Tomorrow Lara and I plan to go to the Price Direct meeting at the Ag extension office. Lara is looking forward to going. There is supposed to be a guest speaker. It has been some time since Lara was out of the house and I am sure she is feeling cooped up. I need to make a beauty parlor appointment with Julie for the two of us to get our hair cut, too. Some times I feel so overwhelmed with everything I want to do and just can't seem to get done as fast as I'd like.
As far as the garden goes, I dug up all the beans that managed to sprout and transplanted them into the main veggie section. I then planted the short season sweet corn, Scarlet Runner Beans, okra and basil that I had started in flats the end of June. I consolidated the cucumbers and squash. Everything looks like it is growing well, especially with the rain we've had. It looks like a different garden! I am very happy with the pumpkin patch and can't wait to get some pumpkins. Tomorrow I will plant some fall St. Valery carrots, more Bull's Blood beets and just regular peas (I'm out of any more heirloom seed for this year). The Yellow Finn and German Butterball potatoes should be ready in about two weeks. And next week it is supposed to be cooler so I hope to finally get the high tunnel finished. When that is up I will plant some Forellynschluss and mesclun lettuce under it.
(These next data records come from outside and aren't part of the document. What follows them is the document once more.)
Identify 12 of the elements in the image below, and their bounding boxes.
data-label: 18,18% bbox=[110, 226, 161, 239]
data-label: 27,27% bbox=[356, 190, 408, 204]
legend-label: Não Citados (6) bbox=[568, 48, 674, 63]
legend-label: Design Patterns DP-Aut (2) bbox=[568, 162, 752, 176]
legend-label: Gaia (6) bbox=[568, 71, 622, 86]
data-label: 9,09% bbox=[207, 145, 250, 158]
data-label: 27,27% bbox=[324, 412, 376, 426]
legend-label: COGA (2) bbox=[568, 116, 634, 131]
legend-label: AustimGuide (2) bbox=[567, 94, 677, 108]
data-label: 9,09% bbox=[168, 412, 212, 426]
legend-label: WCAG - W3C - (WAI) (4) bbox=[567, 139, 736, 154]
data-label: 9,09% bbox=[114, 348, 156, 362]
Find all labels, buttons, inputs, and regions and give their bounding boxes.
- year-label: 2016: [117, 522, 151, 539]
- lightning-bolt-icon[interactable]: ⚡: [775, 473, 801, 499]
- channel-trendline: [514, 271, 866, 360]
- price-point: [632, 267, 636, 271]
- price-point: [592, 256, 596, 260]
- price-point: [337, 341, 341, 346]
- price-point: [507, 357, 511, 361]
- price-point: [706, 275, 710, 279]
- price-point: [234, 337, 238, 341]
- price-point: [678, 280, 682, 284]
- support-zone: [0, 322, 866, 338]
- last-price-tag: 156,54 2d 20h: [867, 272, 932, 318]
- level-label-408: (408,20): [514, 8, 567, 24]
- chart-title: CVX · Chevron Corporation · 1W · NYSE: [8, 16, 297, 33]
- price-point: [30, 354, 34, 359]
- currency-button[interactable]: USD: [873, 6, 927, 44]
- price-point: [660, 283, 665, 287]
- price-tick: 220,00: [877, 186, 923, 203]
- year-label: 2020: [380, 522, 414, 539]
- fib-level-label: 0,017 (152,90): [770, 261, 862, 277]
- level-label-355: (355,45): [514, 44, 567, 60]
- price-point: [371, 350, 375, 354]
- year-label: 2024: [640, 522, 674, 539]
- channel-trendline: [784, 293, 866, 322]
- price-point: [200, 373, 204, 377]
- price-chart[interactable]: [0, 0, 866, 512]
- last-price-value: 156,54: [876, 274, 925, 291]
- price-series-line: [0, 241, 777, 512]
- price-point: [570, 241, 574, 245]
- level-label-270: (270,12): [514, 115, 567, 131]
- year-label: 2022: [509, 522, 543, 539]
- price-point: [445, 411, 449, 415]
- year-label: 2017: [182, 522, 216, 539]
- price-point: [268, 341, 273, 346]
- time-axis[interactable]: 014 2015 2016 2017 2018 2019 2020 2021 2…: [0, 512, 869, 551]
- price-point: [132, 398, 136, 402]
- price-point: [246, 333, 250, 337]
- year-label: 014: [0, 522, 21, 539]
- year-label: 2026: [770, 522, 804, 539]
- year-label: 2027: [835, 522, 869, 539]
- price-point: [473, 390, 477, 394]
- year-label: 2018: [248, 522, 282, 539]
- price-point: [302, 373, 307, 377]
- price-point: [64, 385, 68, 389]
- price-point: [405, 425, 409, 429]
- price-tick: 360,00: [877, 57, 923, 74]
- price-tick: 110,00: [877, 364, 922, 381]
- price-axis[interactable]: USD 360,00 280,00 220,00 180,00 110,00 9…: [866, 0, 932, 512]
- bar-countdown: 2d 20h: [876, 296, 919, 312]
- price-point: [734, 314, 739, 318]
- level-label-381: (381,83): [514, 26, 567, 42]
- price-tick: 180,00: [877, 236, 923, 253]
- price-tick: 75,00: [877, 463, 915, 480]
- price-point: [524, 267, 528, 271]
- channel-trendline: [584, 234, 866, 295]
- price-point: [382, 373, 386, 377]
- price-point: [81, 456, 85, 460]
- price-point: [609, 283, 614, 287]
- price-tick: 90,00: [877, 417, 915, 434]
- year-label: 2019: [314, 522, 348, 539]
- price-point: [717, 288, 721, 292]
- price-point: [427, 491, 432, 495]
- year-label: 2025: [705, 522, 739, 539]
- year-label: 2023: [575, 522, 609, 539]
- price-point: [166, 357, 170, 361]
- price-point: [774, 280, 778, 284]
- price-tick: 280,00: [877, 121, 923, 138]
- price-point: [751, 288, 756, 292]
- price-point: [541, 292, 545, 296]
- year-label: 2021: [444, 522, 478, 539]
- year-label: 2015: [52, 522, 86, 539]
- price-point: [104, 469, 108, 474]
After that it's finishing up with cutting the grass and digging up the dead orchard trees. Since it looks like I will have to move the fence because of the eminent domain action, I think I will move what is left of the orchard to the South end of the field. I am still thinking on this as to where I can put what. In any event, I plan to dig holes this fall for new trees to be planted next spring. Maybe I will line the South end fence border with elderberries. At least it will look pretty in the Spring! I will certainly hate to move the cherry trees though as I am not sure they will make the transplant, and I am very proud of my hardy little Fameuse apple tree, but that will need to be moved as well. I sure hope I don't have to move that asparagus bed. Getting that bed established was a lot of work and having to move it will mean a loss of two years work. Well, we'll see how things go.
I see that it's getting late so I will leave off for now. Talk to to you soon!